Question. Did you see General Lovell often during the evacuation? If so, state his demeanor on such occasions.
Answer. I saw General Lovell upon his arrival from the forts, immediately after their passage by the enemy. He placed me in charge of the office, and went out, I presume, to make ready to receive the enemy. I saw him late that night at the camp of the Confederate Guard Regiment; saw him again the next morning, between 9 and 10 o'clock, when he ordered me to pack up the records and proceed with them to the Jackson Depot. I saw him again at the depot just before the last train started, after all the troops had left city or were leaving on that train, he being among the very last to leave. At no time did exhibit anything like furry or a want of presence of mind.
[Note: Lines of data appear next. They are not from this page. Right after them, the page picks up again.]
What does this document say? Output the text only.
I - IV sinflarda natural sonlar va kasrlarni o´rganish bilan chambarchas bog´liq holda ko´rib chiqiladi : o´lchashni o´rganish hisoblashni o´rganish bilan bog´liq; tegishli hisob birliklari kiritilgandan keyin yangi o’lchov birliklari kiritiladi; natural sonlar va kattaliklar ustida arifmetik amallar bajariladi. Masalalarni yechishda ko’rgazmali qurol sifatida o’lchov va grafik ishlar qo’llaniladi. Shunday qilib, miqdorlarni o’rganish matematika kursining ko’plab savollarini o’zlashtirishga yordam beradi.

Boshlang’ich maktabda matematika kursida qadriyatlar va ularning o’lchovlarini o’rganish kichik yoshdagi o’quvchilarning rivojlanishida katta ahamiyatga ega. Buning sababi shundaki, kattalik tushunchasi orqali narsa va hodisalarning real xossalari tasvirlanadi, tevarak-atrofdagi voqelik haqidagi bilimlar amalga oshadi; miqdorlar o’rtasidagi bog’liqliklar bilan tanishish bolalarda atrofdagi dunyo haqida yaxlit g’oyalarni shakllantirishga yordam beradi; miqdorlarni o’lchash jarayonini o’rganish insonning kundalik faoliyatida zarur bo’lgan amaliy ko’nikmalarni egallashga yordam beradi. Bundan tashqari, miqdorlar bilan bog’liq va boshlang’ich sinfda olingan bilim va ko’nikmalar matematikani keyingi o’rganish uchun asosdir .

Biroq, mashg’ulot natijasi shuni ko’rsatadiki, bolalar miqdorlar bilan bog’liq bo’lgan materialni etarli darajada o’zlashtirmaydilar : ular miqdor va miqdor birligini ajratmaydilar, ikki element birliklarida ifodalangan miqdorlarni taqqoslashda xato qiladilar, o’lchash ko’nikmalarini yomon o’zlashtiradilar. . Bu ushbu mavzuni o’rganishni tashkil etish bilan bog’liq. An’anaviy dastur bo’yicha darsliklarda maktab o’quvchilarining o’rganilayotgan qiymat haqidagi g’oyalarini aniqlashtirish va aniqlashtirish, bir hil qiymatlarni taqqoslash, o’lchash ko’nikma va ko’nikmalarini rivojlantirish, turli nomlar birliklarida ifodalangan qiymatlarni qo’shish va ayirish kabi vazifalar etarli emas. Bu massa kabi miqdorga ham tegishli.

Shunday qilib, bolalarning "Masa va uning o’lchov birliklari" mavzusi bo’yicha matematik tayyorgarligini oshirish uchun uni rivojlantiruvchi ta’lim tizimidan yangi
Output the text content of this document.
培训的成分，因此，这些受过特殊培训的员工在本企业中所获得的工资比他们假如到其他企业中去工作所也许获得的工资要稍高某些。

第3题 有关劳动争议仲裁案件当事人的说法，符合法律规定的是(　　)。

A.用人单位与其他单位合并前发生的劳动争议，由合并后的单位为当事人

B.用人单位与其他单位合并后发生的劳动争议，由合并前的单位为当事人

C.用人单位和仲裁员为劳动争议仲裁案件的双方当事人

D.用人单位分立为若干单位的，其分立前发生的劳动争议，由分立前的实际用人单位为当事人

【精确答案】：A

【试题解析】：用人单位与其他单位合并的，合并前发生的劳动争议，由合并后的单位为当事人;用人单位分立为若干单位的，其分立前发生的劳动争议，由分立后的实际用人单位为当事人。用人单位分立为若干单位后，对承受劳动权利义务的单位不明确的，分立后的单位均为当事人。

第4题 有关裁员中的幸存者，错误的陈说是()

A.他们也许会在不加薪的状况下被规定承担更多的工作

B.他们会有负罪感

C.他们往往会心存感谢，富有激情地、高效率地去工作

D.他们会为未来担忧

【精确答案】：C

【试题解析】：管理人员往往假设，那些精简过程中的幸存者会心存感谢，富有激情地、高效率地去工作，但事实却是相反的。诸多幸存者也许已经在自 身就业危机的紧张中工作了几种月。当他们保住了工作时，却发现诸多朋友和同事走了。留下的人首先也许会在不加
Question. Were the troops that left the city demoralized in their bearing or did they conduct themselves like disciplines soldiers?
Answer. I saw no further evidence of demoralization or want of discipline than is usual among raw, fresh levies.
Question. What forces were in the city and removed at the time of the fall?
Answer. There was but one company of Confederate artillery, disciplined, Semmes battery, and about 4,000 militia, turned over for local defense by the governor a short time before the city fell, armed chiefly with old altered muskets and double-barreled shot-guns - the shot-guns predominant. the majority of the militia and local defense troops remained in the city, and a large portion of the local defense force tat went to Camp Moore returned to the city, being over age, and merely enlisted for duty in New Orleans.
Question. What was the character of the population in New Orleans, in a military point of view, when it was captured?
Answer. The best fighting material was off in the armies of the Confederate States; that left consisted of old men and foreigners. A large portion of the German population was disloyal. There were a good many others capable of bearing arms, but there were no arms for them.
Cross-examination by Major-General LOVELL:
Question. Was General Lovell in the habit of expressing his hopes, fears, plans, and views to those about him on duty?
Answer. He was not.
The court adjourned to meet at 11 a. m. to-morrow.
RICHMOND, VA., June 10, 1863 - 11 a. m.
The court met pursuant to adjournment.
Present, all the members of the court, the judge-advocate, and Major-General Lovell.
The proceedings of yesterday were read over.
ARCHIBALD MITCHELL was next sworn and examined as a witness.
By the JUDGE-ADVOCATE:
Question. Where did you reside and what was your occupation furring the year 1861 and until May, 1862?
Answer. I resided in New Orleans, and was the principal foreman of the iron founder of Leeds & Co. during that time.
Question. How long have you been in the iron-founder business, and what was the character of the work made by Leeds & Co. in their establishment?
Answer. Since the year 1863. Sugar-mill machinery, steam-engines, boilers, saw-mills, and all sorts of machinery were made in their establishment. The works were the largest in the city, and had been in operation continuously since 1824 or 1825, and employed some 300 hands.